Among the bigger chain reactions set off by Joe Buck leaving FOX for ESPN was the sudden vacancy in FOX’s main MLB broadcast booth.

The 2022 World Series will mark the first time since 1995 that Buck will not be on the microphone.

Speaking to Chris Long on his podcast Green Light, Buck hopes to be in a more exotic location watching World Series games this fall.

“I would like to be in Cabo San Lucas with a margarita in my hand and a half-smoked cigar watching Game 7 of the World Series,” Buck said. “Cheering on Joe Davis and John Smoltz, and Ken Rosenthal, and Tom Verducci, and Pete Macheska and Matt Gangl and right on down the line.”

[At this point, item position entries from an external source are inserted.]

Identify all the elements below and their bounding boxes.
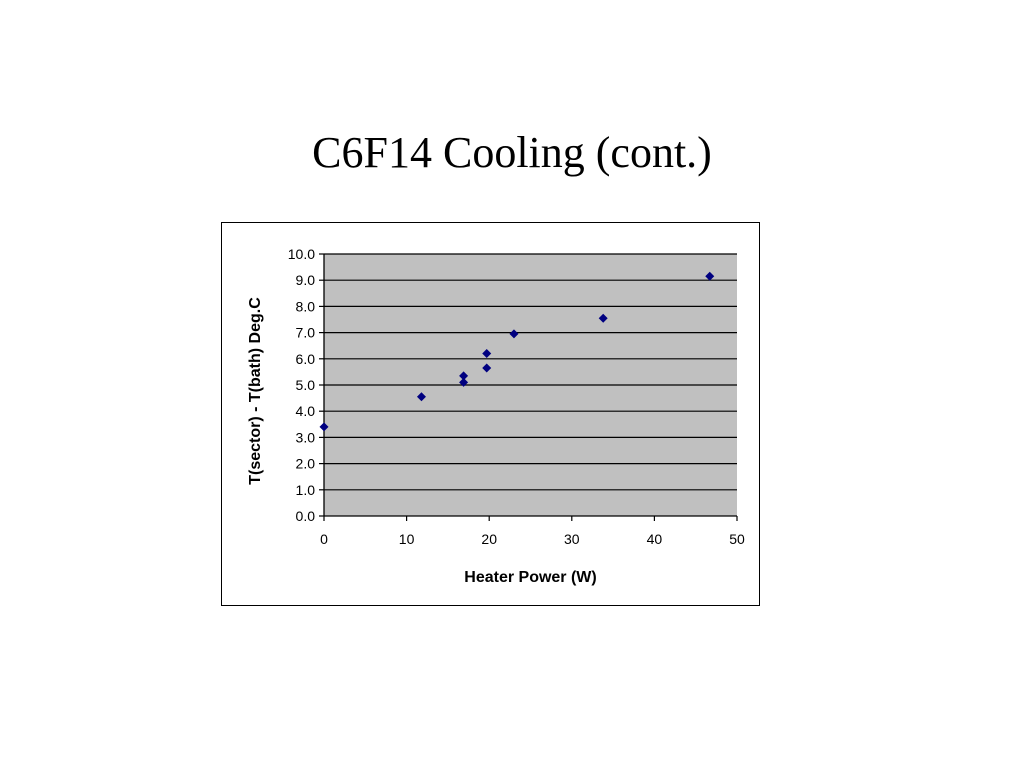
y-tick-label: 9.0	[296, 272, 316, 288]
data-point	[598, 313, 608, 323]
data-point	[459, 377, 469, 387]
y-tick-label: 6.0	[296, 351, 316, 367]
x-tick-label: 0	[320, 531, 328, 547]
x-tick-label: 20	[481, 531, 497, 547]
gridlines	[324, 253, 737, 491]
data-point	[416, 392, 426, 402]
x-axis-label: Heater Power (W)	[464, 569, 596, 586]
x-axis-ticks: 0 10 20 30 40 50	[320, 516, 745, 547]
data-point	[459, 371, 469, 381]
chart-frame: 0.0 1.0 2.0 3.0 4.0 5.0 6.0 7.0 8.0 9.0 10.0 0 10 20…	[221, 222, 760, 606]
y-tick-label: 10.0	[288, 246, 315, 262]
data-point	[509, 329, 519, 339]
y-tick-label: 5.0	[296, 377, 316, 393]
x-tick-label: 50	[729, 531, 745, 547]
y-axis-label: T(sector) - T(bath) Deg.C	[247, 297, 264, 485]
y-axis-ticks: 0.0 1.0 2.0 3.0 4.0 5.0 6.0 7.0 8.0 9.0 10.0	[288, 246, 324, 524]
data-point	[482, 363, 492, 373]
x-tick-label: 30	[564, 531, 580, 547]
data-points	[319, 271, 715, 432]
x-tick-label: 10	[399, 531, 415, 547]
y-tick-label: 8.0	[296, 298, 316, 314]
x-tick-label: 40	[647, 531, 663, 547]
y-tick-label: 1.0	[296, 482, 316, 498]
scatter-chart: 0.0 1.0 2.0 3.0 4.0 5.0 6.0 7.0 8.0 9.0 10.0 0 10 20…	[247, 246, 745, 586]
data-point	[319, 422, 329, 432]
y-tick-label: 7.0	[296, 325, 316, 341]
y-tick-label: 3.0	[296, 429, 316, 445]
data-point	[482, 349, 492, 359]
data-point	[705, 271, 715, 281]
y-tick-label: 4.0	[296, 403, 316, 419]
slide-title: C6F14 Cooling (cont.)	[312, 128, 712, 177]
y-tick-label: 0.0	[296, 508, 316, 524]
y-tick-label: 2.0	[296, 456, 316, 472]
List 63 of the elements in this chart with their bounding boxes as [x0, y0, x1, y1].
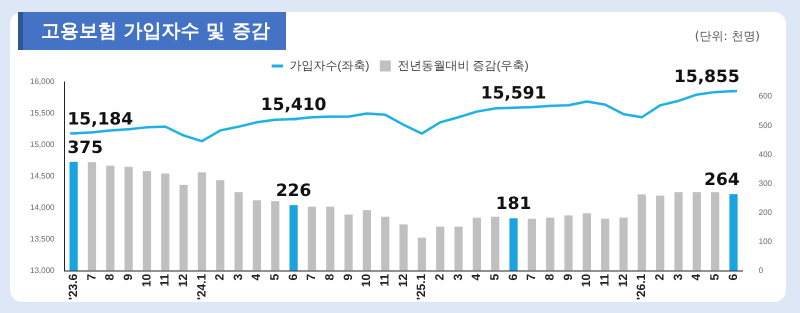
y-tick-label: 15,000 [30, 140, 56, 150]
chart-title: 고용보험 가입자수 및 증감 [18, 12, 286, 50]
x-tick-label: 12 [396, 273, 410, 288]
x-tick-label: 4 [249, 273, 264, 280]
x-tick-label: 2 [212, 273, 227, 280]
y-tick-label: 14,500 [30, 172, 56, 181]
data-label: 15,410 [260, 95, 327, 116]
data-label: 375 [67, 138, 103, 158]
x-tick-label: 8 [102, 273, 117, 280]
y-tick-label: 15,500 [30, 108, 56, 118]
x-tick-label: 6 [506, 273, 520, 280]
x-tick-label: 8 [322, 273, 337, 280]
x-tick-label: '23.6 [66, 273, 80, 300]
y2-tick-label: 200 [758, 208, 773, 217]
x-tick-label: 2 [432, 273, 447, 280]
y-tick-label: 13,500 [30, 234, 56, 244]
y2-tick-label: 400 [758, 150, 773, 159]
legend-label: 전년동월대비 증감(우축) [397, 58, 529, 72]
x-tick-label: 3 [450, 273, 465, 280]
x-tick-label: 7 [524, 273, 538, 280]
x-tick-label: 10 [579, 273, 594, 288]
x-tick-label: 10 [359, 273, 374, 288]
x-tick-label: 4 [689, 273, 704, 280]
text: (단위: 천명) [694, 28, 760, 45]
data-label: 226 [276, 181, 312, 202]
x-tick-label: 5 [707, 273, 722, 280]
x-tick-label: 10 [139, 273, 154, 288]
x-tick-label: 7 [304, 273, 318, 280]
x-tick-label: 12 [616, 273, 630, 288]
y2-tick-label: 0 [758, 266, 764, 275]
x-tick-label: 9 [560, 273, 575, 280]
y2-tick-label: 100 [758, 236, 773, 246]
y-tick-label: 16,000 [30, 77, 56, 86]
y2-tick-label: 500 [758, 120, 773, 130]
x-tick-label: 9 [340, 273, 355, 280]
y-tick-label: 13,000 [30, 266, 56, 275]
data-label: 15,184 [67, 109, 134, 130]
x-tick-label: 6 [286, 273, 300, 280]
x-tick-label: 11 [378, 273, 392, 286]
x-tick-label: 7 [84, 273, 98, 280]
x-tick-label: 12 [176, 273, 190, 288]
x-tick-label: '26.1 [634, 273, 648, 300]
x-tick-label: 9 [120, 273, 135, 280]
x-tick-label: 5 [268, 273, 282, 280]
data-label: 264 [704, 170, 740, 190]
y-tick-label: 14,000 [30, 203, 56, 212]
x-tick-label: '24.1 [194, 273, 208, 300]
y2-tick-label: 600 [758, 92, 773, 101]
legend-label: 가입자수(좌축) [289, 58, 370, 72]
x-tick-label: 3 [230, 273, 245, 280]
y2-tick-label: 300 [758, 178, 773, 188]
x-tick-label: 5 [488, 273, 502, 280]
x-tick-label: 4 [469, 273, 484, 280]
data-label: 15,855 [674, 67, 740, 88]
data-label: 181 [496, 194, 532, 214]
x-tick-label: 6 [726, 273, 740, 280]
x-tick-label: 3 [670, 273, 685, 280]
x-tick-label: 8 [542, 273, 557, 280]
x-tick-label: '25.1 [414, 273, 428, 300]
x-tick-label: 2 [652, 273, 666, 280]
data-label: 15,591 [480, 84, 546, 104]
x-tick-label: 11 [597, 273, 612, 286]
x-tick-label: 11 [158, 273, 172, 286]
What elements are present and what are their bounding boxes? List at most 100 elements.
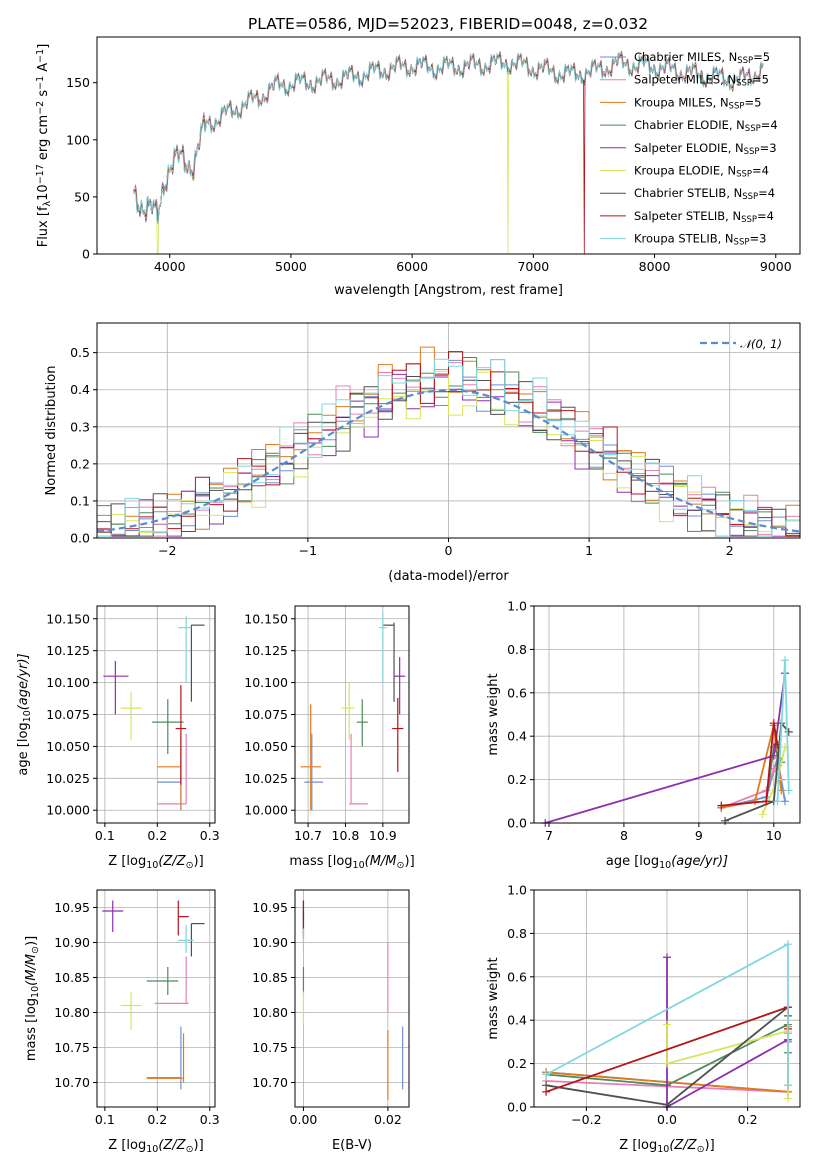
gridlines <box>295 890 409 1107</box>
y-tick-label: 10.70 <box>252 1075 288 1090</box>
legend-n: =5 <box>752 73 769 87</box>
legend-entry: Salpeter ELODIE, NSSP=3 <box>634 141 777 157</box>
y-tick-label: 10.050 <box>244 739 288 754</box>
x-tick-label: 0 <box>445 543 453 558</box>
normal-curve <box>96 388 801 533</box>
y-tick-label: 0.0 <box>70 531 90 546</box>
x-axis-label-part: (Z/Z <box>669 1138 697 1153</box>
y-tick-label: 10.150 <box>244 611 288 626</box>
weight-marker <box>784 786 793 795</box>
x-axis-label-part: mass [log <box>289 854 352 869</box>
y-tick-label: 10.025 <box>244 771 288 786</box>
y-axis-label: Normed distribution <box>44 366 59 496</box>
y-tick-label: 10.85 <box>252 970 288 985</box>
x-axis-label: mass [log10(M/M⊙)] <box>289 854 414 871</box>
legend-label: Salpeter ELODIE, N <box>634 141 744 155</box>
x-tick-label: 5000 <box>275 259 307 274</box>
weight-marker <box>781 656 790 665</box>
y-axis-label-part: 10 <box>30 986 41 998</box>
x-axis-label-part: )] <box>194 854 204 869</box>
legend-entry: Kroupa MILES, NSSP=5 <box>634 95 761 111</box>
axes-frame <box>96 889 216 1108</box>
x-tick-label: 0.1 <box>95 1112 115 1127</box>
x-axis-label-part: Z [log <box>108 1138 146 1153</box>
y-tick-label: 10.075 <box>46 707 90 722</box>
legend-sub: SSP <box>745 124 761 134</box>
x-axis-label: E(B-V) <box>332 1138 372 1153</box>
y-axis-label-part: Flux [f <box>36 206 51 247</box>
y-axis-label-part: mass [log <box>24 998 39 1061</box>
weight-marker <box>783 1081 792 1090</box>
x-axis-label-part: Z [log <box>619 1138 657 1153</box>
y-axis-label-part: ⊙ <box>30 946 41 954</box>
weight-marker <box>758 810 767 819</box>
x-tick-label: 7 <box>545 828 553 843</box>
weight-marker <box>784 727 793 736</box>
y-axis-label-part: −1 <box>35 76 46 90</box>
legend-sub: SSP <box>742 192 758 202</box>
x-axis-label-part: )] <box>194 1138 204 1153</box>
weight-marker <box>663 953 671 962</box>
gridlines <box>97 606 215 823</box>
gridlines <box>534 605 800 824</box>
y-tick-label: 10.000 <box>244 803 288 818</box>
y-tick-label: 10.025 <box>46 771 90 786</box>
legend-sub: SSP <box>736 79 752 89</box>
legend-label: Kroupa STELIB, N <box>634 232 734 246</box>
y-axis-label-part: A <box>36 63 51 76</box>
y-tick-label: 150 <box>66 75 90 90</box>
y-tick-label: 0.6 <box>507 969 527 984</box>
y-tick-label: 10.75 <box>252 1040 288 1055</box>
legend-n: =4 <box>757 209 774 223</box>
x-axis-label-part: 10 <box>353 860 365 871</box>
x-tick-label: 7000 <box>517 259 549 274</box>
y-axis-label-part: ] <box>36 44 51 49</box>
weight-line <box>666 957 789 1109</box>
x-axis-label-part: (M/M <box>365 854 397 869</box>
x-axis-label-part: 10 <box>146 860 158 871</box>
x-axis-label-part: (age/yr)] <box>671 854 728 869</box>
weight-line <box>724 721 790 822</box>
legend-entry: Chabrier ELODIE, NSSP=4 <box>634 118 778 134</box>
y-axis-label: Flux [fλ10−17 erg cm−2 s−1 A−1] <box>35 44 53 248</box>
x-tick-label: 0.02 <box>374 1112 402 1127</box>
weight-marker <box>773 775 782 784</box>
y-tick-label: 10.95 <box>54 900 90 915</box>
y-tick-label: 10.80 <box>54 1005 90 1020</box>
legend-entry: Salpeter MILES, NSSP=5 <box>634 73 769 89</box>
x-tick-label: −0.2 <box>571 1112 601 1127</box>
weight-marker <box>773 797 782 806</box>
y-tick-label: 10.80 <box>252 1005 288 1020</box>
y-tick-label: 10.90 <box>54 935 90 950</box>
x-axis-label: (data-model)/error <box>388 569 509 584</box>
x-tick-label: 9 <box>695 828 703 843</box>
spectrum-panel: 4000 5000 6000 7000 8000 9000 0 50 100 150 Chabrie… <box>35 36 801 298</box>
mass-vs-ebv-panel: 0.00 0.02 10.70 10.75 10.80 10.85 10.90 10.95 E(… <box>252 889 410 1153</box>
x-tick-label: 6000 <box>396 259 428 274</box>
y-tick-label: 10.000 <box>46 803 90 818</box>
legend-label: Salpeter STELIB, N <box>634 209 741 223</box>
x-axis-label: wavelength [Angstrom, rest frame] <box>334 283 563 298</box>
legend-n: =4 <box>758 186 775 200</box>
y-axis-label-part: 10 <box>36 184 51 201</box>
y-tick-label: 10.075 <box>244 707 288 722</box>
legend-sub: SSP <box>729 102 745 112</box>
x-axis-label-part: ⊙ <box>397 860 405 871</box>
x-axis-label-part: age [log <box>606 854 659 869</box>
y-tick-label: 0.2 <box>507 1056 527 1071</box>
weight-marker <box>721 816 730 825</box>
y-tick-label: 10.150 <box>46 611 90 626</box>
histogram-step <box>97 370 800 537</box>
x-axis-label-part: ⊙ <box>697 1144 705 1155</box>
x-axis-label-part: ⊙ <box>186 1144 194 1155</box>
age-vs-mass-panel: 10.7 10.8 10.9 10.000 10.025 10.050 10.075 10.1… <box>244 605 415 871</box>
weight-marker <box>783 1094 792 1103</box>
figure-title: PLATE=0586, MJD=52023, FIBERID=0048, z=0… <box>248 15 648 33</box>
y-tick-label: 0.5 <box>70 345 90 360</box>
x-tick-label: 4000 <box>154 259 186 274</box>
weight-marker <box>663 1059 671 1068</box>
x-axis-label-part: )] <box>705 1138 715 1153</box>
x-tick-label: 0.1 <box>95 828 115 843</box>
y-tick-label: 10.050 <box>46 739 90 754</box>
x-tick-label: 8000 <box>639 259 671 274</box>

Buck added he’ll take pleasure in turning the broadcast off if it’s Game 7 and there’s an insurmountable lead. But the broadcasting legend said even on a bigger scale, not calling any baseball games at all this season, let alone the World Series, is a bit surreal after covering the sport for so long.

“This is the first time since I was 18-years-old, and I’m 53, that I’m not doing a baseball game,” he said. “And that’s really weird to me, but I walk away really proud of what I and we did.”

He added that he will not miss the opportunity, because he does not feel like he will “leave any unfinished business” in FOX’s MLB booth.

Buck further praised his FOX colleagues and said it was time for a change. He knows Joe Davis will thrive in the opportunity.